Is Our Natural Food Our Homeostasis? Array of a Thousand Effect-Directed Profiles of 68 Herbs and Spices.

The beneficial effects of plant-rich diets and traditional medicines are increasingly recognized in the treatment of civilization diseases due to the abundance and diversity of bioactive substances therein. However, the important active portion of natural food or plant-based medicine is presently not under control. Hence, a paradigm shift from quality control based on marker compounds to effect-directed profiling is postulated. We investigated 68 powdered plant extracts (botanicals) which are added to food products in food industry. Among them are many plants that are used as traditional medicines, herbs and spices. A generic strategy was developed to evaluate the bioactivity profile of each botanical as completely as possible and to straightforwardly assign the most potent bioactive compounds. It is an 8-dimensional hyphenation of normal-phase high-performance thin-layer chromatography with multi-imaging by ultraviolet, visible and fluorescence light detection as well as effect-directed assay and heart-cut of the bioactive zone to orthogonal reversed-phase high-performance liquid chromato-graphy-photodiode array detection-heated electrospray ionization mass spectrometry. In the non-target, effect-directed screening via 16 different on-surface assays, we tentatively assigned more than 60 important bioactive compounds in the studied botanicals. These were antibacterials, estrogens, antiestrogens, androgens, and antiandrogens, as well as acetylcholinesterase, butyrylcholinesterase, α-amylase, α-glucosidase, ß-glucosidase, ß-glucuronidase, and tyrosinase inhibitors, which were on-surface heart-cut eluted from the bioautogram or enzyme inhibition autogram to the next dimension for further targeted characterization. This biological-physicochemical hyphenation is able to detect and control active mechanisms of traditional medicines or botanicals as well as the essentials of plant-based food. The array of 1,292 profiles (68 samples × 19 detections) showed the versatile bioactivity potential of natural food. It reveals how efficiently and powerful our natural food contributes to our homeostasis.

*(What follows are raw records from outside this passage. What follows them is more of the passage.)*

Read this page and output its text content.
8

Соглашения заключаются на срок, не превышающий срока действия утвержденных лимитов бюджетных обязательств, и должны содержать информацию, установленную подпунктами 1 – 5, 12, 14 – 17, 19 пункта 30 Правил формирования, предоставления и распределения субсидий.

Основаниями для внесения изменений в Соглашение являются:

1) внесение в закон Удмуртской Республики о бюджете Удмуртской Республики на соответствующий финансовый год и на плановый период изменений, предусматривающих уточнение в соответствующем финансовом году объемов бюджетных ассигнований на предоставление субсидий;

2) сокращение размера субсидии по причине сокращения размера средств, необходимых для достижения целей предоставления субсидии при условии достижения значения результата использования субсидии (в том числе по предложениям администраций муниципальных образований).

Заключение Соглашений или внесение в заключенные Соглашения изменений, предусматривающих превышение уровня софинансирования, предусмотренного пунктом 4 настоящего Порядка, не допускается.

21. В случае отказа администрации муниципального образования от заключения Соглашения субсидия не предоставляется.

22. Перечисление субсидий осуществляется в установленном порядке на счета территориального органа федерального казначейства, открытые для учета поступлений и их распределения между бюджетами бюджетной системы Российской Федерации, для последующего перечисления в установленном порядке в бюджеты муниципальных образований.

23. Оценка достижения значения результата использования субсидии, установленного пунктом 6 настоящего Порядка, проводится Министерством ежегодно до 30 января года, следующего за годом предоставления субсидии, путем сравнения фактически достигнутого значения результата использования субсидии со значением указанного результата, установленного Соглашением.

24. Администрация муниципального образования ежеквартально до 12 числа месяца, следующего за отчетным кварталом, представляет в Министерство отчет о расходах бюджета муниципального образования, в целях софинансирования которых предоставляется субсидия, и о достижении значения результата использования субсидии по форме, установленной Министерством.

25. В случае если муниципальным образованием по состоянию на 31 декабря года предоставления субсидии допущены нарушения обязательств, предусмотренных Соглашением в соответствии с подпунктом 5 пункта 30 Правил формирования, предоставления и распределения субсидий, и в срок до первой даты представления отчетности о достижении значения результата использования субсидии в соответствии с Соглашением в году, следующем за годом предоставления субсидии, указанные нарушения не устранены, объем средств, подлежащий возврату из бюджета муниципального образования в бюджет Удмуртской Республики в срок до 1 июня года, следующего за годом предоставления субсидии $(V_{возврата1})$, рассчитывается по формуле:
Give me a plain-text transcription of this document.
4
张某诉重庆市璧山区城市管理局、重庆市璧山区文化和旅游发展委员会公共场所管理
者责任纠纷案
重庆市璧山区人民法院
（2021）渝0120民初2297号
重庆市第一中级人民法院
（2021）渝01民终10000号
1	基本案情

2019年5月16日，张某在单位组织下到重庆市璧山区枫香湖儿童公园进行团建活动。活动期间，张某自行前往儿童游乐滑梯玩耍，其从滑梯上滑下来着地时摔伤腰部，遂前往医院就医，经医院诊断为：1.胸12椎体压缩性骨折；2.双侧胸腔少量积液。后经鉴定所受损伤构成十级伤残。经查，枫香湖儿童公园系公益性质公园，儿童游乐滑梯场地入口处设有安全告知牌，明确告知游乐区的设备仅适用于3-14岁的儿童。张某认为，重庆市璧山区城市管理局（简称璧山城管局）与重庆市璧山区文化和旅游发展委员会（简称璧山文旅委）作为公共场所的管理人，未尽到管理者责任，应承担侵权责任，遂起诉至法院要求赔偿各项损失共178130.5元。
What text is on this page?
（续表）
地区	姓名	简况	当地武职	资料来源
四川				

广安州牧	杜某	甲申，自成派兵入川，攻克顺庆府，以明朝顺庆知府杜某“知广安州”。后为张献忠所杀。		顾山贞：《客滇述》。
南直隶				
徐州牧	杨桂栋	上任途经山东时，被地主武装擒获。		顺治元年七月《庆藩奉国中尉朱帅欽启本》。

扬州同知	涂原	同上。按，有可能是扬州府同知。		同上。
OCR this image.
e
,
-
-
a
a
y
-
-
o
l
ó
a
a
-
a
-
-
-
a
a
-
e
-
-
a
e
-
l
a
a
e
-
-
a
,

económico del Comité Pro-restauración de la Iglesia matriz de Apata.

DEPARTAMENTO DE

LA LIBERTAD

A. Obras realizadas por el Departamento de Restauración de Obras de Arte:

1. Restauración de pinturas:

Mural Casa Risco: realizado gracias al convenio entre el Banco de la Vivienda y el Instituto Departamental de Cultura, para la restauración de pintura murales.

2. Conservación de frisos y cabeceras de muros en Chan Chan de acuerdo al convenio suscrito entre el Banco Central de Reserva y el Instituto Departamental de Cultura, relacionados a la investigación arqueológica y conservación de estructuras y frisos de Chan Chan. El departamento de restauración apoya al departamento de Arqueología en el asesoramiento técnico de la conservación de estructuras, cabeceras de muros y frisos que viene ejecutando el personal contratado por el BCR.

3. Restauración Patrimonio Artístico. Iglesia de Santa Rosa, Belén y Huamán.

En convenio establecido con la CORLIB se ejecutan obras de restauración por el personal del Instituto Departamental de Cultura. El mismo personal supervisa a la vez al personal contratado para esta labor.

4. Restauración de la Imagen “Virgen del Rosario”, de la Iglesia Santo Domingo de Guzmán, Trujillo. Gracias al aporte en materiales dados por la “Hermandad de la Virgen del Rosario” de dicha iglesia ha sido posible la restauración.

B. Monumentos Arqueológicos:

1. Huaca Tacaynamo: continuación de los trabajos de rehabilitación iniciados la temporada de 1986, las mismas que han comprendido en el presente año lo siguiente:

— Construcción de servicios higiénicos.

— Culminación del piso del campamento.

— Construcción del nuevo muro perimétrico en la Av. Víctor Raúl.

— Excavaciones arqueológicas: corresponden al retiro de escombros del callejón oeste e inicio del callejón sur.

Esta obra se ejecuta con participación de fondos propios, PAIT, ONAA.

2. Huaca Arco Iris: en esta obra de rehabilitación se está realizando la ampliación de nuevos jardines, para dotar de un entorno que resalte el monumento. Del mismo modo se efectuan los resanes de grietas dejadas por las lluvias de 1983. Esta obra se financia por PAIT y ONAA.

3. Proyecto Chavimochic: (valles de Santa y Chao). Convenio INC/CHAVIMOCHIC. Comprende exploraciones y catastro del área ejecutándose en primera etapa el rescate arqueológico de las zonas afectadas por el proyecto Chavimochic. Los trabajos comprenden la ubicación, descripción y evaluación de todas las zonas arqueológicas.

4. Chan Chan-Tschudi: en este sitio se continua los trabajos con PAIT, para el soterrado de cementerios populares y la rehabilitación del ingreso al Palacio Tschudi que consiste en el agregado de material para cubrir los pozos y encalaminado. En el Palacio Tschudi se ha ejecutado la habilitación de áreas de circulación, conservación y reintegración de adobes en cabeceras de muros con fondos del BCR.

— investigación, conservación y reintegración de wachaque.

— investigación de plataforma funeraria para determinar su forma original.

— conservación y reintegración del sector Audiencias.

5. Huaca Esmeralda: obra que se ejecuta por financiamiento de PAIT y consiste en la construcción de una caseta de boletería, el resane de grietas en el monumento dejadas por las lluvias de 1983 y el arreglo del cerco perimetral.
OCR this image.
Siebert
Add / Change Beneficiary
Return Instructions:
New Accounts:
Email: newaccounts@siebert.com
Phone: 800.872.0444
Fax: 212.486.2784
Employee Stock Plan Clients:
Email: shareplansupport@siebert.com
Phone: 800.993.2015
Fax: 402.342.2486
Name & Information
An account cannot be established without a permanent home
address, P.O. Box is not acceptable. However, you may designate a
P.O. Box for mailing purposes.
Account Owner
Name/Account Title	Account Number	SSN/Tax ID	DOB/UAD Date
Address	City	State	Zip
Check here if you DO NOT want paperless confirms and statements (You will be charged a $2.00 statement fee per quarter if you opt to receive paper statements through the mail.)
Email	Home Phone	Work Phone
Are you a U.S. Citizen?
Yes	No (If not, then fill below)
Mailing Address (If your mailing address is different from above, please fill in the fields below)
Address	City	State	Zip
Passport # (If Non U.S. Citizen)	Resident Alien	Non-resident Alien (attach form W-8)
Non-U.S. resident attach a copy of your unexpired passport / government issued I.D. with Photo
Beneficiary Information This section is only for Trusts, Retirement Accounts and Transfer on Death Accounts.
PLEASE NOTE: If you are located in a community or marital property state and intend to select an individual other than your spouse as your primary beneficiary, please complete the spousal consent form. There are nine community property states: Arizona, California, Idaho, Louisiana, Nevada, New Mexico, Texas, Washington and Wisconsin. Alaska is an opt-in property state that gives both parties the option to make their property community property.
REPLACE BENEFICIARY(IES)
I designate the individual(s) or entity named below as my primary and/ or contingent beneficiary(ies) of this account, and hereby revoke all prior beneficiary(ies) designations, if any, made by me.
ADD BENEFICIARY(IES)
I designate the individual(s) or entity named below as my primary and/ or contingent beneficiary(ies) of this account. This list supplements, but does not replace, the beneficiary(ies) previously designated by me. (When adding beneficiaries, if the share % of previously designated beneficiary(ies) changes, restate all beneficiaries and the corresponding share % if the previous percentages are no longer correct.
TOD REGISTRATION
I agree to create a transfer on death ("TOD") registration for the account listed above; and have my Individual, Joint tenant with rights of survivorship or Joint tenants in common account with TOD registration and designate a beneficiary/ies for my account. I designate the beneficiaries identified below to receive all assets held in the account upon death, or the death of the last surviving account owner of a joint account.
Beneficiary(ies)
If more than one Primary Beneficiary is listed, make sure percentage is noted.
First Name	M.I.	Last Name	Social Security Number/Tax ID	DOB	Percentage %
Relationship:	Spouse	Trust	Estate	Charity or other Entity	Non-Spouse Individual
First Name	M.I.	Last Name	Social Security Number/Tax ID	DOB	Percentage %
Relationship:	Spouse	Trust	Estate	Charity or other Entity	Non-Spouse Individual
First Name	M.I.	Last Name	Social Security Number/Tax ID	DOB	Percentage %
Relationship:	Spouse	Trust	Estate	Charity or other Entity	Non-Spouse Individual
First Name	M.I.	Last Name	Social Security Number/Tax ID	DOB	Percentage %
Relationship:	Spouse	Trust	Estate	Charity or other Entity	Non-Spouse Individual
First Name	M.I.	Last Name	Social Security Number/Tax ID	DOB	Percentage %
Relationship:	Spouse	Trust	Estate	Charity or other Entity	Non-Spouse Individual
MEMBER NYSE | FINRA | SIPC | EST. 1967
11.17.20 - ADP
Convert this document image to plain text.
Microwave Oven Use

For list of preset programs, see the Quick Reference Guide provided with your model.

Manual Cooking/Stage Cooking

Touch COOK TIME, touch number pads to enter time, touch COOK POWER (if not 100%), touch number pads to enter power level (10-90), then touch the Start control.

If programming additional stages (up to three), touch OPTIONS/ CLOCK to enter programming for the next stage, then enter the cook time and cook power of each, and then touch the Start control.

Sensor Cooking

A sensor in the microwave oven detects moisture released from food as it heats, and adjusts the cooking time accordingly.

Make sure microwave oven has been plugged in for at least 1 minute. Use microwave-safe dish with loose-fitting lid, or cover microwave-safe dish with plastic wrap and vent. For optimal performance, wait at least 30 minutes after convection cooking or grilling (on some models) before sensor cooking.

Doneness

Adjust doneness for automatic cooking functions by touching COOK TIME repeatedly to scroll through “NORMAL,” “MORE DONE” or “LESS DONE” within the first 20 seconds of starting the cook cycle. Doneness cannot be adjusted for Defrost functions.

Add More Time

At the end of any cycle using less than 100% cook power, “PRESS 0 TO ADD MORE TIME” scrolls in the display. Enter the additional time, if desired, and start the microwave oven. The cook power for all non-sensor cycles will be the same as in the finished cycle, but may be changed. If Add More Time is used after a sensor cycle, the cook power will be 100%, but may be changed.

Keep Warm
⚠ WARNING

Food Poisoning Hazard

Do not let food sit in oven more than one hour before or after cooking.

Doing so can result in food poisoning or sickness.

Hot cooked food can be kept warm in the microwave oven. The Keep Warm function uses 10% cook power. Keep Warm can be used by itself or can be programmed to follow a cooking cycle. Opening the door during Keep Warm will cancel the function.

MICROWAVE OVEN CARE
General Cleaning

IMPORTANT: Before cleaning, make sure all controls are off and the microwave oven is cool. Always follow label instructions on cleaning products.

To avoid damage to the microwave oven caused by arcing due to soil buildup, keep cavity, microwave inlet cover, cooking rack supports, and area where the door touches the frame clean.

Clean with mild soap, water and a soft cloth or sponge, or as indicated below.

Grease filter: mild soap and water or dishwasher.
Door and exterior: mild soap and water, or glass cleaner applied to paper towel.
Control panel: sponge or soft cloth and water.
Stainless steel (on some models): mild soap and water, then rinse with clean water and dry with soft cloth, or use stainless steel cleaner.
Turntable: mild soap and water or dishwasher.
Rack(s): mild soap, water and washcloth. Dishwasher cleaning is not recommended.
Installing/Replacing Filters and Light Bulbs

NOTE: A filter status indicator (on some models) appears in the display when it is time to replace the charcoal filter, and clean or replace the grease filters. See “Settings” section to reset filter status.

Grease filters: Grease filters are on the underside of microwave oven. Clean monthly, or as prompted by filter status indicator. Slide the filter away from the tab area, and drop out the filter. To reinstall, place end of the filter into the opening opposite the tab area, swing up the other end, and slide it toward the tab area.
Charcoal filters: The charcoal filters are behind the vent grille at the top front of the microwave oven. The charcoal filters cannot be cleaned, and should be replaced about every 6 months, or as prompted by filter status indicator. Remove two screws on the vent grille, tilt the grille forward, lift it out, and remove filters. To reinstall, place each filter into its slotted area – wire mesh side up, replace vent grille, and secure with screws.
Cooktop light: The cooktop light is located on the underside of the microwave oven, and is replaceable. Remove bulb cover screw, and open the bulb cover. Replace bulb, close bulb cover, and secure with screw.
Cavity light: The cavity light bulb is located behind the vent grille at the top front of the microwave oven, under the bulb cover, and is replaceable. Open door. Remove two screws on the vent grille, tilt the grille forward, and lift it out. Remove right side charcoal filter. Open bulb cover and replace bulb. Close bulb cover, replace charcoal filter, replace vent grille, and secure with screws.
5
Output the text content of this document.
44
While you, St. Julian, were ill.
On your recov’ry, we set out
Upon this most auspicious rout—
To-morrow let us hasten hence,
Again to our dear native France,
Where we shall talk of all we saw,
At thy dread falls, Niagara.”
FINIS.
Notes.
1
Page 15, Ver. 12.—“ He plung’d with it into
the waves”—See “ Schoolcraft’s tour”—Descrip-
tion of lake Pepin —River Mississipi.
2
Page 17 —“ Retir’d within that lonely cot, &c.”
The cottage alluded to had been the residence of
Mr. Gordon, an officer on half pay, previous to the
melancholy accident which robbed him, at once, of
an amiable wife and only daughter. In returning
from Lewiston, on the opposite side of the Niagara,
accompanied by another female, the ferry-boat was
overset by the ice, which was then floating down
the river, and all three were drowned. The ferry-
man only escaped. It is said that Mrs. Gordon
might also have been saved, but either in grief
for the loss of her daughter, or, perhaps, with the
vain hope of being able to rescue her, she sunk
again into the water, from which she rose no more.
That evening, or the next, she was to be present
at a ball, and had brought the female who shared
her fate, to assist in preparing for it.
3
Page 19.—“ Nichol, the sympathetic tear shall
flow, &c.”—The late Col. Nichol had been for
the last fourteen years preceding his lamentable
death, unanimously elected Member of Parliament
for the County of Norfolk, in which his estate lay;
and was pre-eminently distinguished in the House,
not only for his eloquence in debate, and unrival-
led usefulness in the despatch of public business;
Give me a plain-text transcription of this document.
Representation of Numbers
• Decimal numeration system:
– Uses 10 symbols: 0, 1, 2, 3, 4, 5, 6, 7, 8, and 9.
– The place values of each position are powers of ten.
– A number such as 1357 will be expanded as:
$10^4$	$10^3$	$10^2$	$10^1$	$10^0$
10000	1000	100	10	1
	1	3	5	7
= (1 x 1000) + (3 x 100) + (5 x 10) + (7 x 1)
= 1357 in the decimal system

Non-target bioanalytical eight-dimensional hyphenation including bioassay, heart-cut trapping, online desalting, orthogonal separations and mass spectrometry.

It is still a challenge to discover and identify individual bioactive compounds directly in multicomponent mixtures. Current workflows are too tedious for routine use. Hence, the hyphenation of separation and detection techniques is a powerful tool to maximize the information obtained by a single sample run. A robust eight-dimensional (8D) hyphenation was developed. Orthogonal separations, biological assay detection, analyte trapping, desalting, and physico-chemical detections were arranged in the following order, i.e. 1) normal phase high-performance thin-layer chromatography (NP-HPTLC) separation, 2) Vis detection, 3) UV detection, 4) fluorescence detection (FLD), 5) bioassay for effect-directed analysis (EDA), 6) heart-cut trapping/desalting/elution to reversed phase high-performance liquid chromatography (RP-HPLC) separation, 7) photodiode array (PDA) and 8) mass spectrometry (MS) detection. For the first time, the hyphenation exploited online analyte trapping to desalt the eluted bioactive zone from the plate containing highly salted bioassay media. Subsequent valve switching guided the trapped analyte(s) to the main column, followed by multiple detection. As proof-of-principle, cinnamon samples were analyzed by NP-HPTLC-UV/Vis/FLD-EDA-RP-HPLC-PDA-MS, whereby a bioactive zone was separated into two distinct peaks detected by PDA and MS to be 2-methoxy cinnamaldehyde and cinnamaldehyde. The developed 8D hyphenation is applicable for routine, allowing the non-target high-throughput screening of complex samples for individual bioactive compounds.